Aku mengangguk perlahan, dan untuk pertama kalinya dalam waktu yang lama, aku merasa sedikit lega. Mungkin ini bukan akhir yang sempurna, tapi ini adalah akhir yang harus kami terima. Kami telah mencoba, dan meskipun semuanya terasa tidak sempurna, aku tahu bahwa kami berdua telah belajar banyak dari perjalanan ini.
Damar memberikan senyuman terakhir, dan sebelum aku bisa berkata lebih banyak, dia berbalik dan berjalan menjauh. Aku tetap duduk di sana, menatap langkahnya yang semakin menjauh, hingga akhirnya dia menghilang di balik keramaian kampus.

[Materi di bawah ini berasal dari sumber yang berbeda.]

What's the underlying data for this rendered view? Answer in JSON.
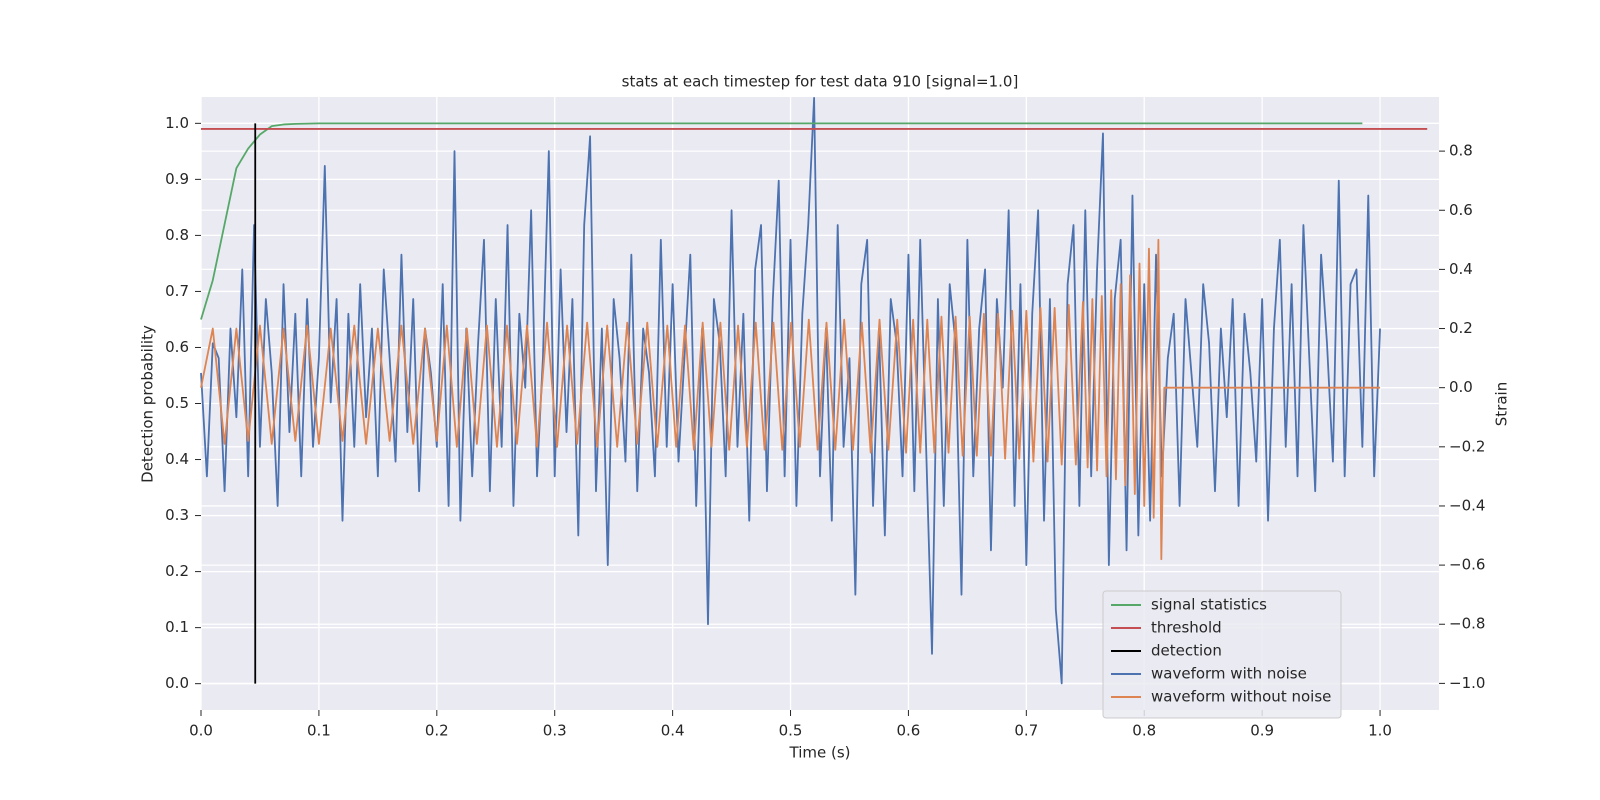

Aku tahu, mungkin kami akan menjadi dua orang yang asing satu sama lain, namun aku akan selalu menyimpan kenangan itu di dalam hati. Kenangan tentang cinta yang terpendam, tentang perasaan yang tak pernah terungkap, dan tentang semua yang seharusnya bisa menjadi, namun tak pernah sempat untuk menjadi kenyataan.
Aku tidak tahu apa yang akan terjadi ke depan, tapi satu hal yang pasti, hidup terus berjalan. Dan aku harus terus melangkah, meskipun tanpa Damar di sampingku.
Kadang, ada hal-hal yang nggak pernah bisa kita ubah, meskipun kita nyesel atau berharap bisa balik ke waktu itu. Mungkin, cinta yang terpendam memang harus tetap di sana, jadi kenangan. Tapi, jangan lupa, hidup terus berjalan. Yang penting, kita nggak nyesel karena nggak pernah coba, kan?